Rikard Nilsson

Personal information
- Date of birth: 24 May 1983 (age 42)
- Place of birth: Sweden
- Height: 1.85 m (6 ft 1 in)
- Position: Defender

Team information
- Current team: IK Oddevold (manager)

Youth career
- Vänersborgs IF
- IF Elfsborg

Senior career*
- Years: Team / Apps / (Gls)
- 2003–2005: Boden / 43 / (0)
- 2006–2008: Trollhättan / 57 / (2)
- 2009–2010: Lyn / 8 / (0)
- 2010–2013: Ljungskile / 63 / (0)
- 2014–2016: Levanger / 51 / (0)
- 2017–: IK Gauthiod / 69 / (5)

Managerial career
- 2020–: Oddevold

= Rikard Nilsson =

Swedish footballer

Rikard Nilsson (born 24 May 1983) is a Swedish footballer and manager. A defender during his career, he retired in 2020.

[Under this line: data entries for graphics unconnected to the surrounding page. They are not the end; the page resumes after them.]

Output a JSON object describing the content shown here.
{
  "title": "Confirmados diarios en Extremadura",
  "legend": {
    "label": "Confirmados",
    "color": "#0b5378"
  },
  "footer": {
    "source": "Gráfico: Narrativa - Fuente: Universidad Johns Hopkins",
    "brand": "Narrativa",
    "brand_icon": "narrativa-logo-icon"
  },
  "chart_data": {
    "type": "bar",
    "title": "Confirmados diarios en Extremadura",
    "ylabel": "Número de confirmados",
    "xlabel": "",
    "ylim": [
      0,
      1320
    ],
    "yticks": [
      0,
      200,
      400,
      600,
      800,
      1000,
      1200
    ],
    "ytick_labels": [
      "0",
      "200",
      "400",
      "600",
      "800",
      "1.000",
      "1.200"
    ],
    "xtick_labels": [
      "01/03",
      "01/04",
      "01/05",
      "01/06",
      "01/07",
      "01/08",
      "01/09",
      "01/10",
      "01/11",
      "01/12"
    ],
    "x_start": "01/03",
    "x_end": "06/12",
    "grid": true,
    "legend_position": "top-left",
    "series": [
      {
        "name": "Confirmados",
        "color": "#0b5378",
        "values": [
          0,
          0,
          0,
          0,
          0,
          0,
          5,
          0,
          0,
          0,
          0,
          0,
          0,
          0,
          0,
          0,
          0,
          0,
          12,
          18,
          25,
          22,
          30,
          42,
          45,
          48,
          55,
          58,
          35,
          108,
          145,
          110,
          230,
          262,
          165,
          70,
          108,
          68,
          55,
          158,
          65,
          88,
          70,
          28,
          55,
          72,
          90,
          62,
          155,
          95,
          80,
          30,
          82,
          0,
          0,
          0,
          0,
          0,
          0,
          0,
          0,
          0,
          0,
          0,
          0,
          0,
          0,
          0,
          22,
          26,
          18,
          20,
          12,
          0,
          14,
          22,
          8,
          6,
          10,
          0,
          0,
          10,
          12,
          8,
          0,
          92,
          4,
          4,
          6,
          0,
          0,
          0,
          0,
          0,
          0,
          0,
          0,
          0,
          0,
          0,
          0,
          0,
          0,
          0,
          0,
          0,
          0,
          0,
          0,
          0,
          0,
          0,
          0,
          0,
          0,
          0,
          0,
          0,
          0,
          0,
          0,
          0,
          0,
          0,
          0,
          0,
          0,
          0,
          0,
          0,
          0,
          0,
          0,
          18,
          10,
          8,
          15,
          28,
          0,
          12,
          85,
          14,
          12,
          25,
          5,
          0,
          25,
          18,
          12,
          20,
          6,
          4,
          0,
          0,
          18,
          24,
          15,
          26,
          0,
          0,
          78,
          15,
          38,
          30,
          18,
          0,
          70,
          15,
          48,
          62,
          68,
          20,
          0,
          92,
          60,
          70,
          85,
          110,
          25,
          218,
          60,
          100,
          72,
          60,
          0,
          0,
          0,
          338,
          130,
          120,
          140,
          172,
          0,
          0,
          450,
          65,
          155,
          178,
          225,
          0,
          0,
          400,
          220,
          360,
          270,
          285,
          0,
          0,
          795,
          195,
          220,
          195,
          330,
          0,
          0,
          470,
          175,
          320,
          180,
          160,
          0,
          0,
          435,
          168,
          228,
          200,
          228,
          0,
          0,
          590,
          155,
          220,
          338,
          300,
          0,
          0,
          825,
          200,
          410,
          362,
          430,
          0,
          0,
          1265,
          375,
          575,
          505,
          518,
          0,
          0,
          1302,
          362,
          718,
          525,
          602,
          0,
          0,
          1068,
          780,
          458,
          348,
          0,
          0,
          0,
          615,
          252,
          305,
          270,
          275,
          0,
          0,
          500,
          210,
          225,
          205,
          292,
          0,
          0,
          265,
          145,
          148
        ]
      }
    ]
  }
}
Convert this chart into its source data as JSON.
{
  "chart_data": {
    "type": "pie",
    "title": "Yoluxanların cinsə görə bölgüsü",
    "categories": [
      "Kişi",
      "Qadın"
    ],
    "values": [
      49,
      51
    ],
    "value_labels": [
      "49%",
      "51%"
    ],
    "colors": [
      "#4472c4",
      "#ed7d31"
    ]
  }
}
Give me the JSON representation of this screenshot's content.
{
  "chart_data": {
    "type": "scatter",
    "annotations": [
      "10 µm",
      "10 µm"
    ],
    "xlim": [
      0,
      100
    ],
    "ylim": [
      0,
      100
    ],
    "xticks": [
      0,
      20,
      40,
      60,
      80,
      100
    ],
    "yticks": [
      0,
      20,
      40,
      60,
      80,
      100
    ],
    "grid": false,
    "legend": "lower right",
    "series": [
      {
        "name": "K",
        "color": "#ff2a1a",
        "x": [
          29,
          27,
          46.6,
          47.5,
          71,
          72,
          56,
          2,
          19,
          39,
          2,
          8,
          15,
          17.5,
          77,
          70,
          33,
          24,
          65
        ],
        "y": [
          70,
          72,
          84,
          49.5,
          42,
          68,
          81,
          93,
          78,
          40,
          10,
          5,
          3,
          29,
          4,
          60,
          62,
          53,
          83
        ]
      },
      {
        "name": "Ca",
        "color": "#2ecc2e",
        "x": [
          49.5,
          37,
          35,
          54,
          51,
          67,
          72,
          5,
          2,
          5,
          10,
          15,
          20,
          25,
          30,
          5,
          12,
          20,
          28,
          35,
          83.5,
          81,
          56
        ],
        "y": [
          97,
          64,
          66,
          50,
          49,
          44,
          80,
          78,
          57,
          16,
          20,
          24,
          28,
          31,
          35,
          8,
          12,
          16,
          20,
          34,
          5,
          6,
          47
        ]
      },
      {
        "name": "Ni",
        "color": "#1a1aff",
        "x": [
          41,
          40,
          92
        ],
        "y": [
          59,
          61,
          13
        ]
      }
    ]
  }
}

Nilsson started his career in Vänersborgs IF, and played for Bodens BK, IF Elfsborg and FC Trollhättan before joining Lyn in January 2009. He made his Norwegian Premier League debut for Lyn on 3 May 2009 against Stabæk.

Nilsson led IK Oddevold to a second place in the 2021 Division 2, then victory and promotion, followed by a third place in the 2022 Ettan, then another victory in 2023 Ettan and promotion, and a 12th place in the 2024 Superettan.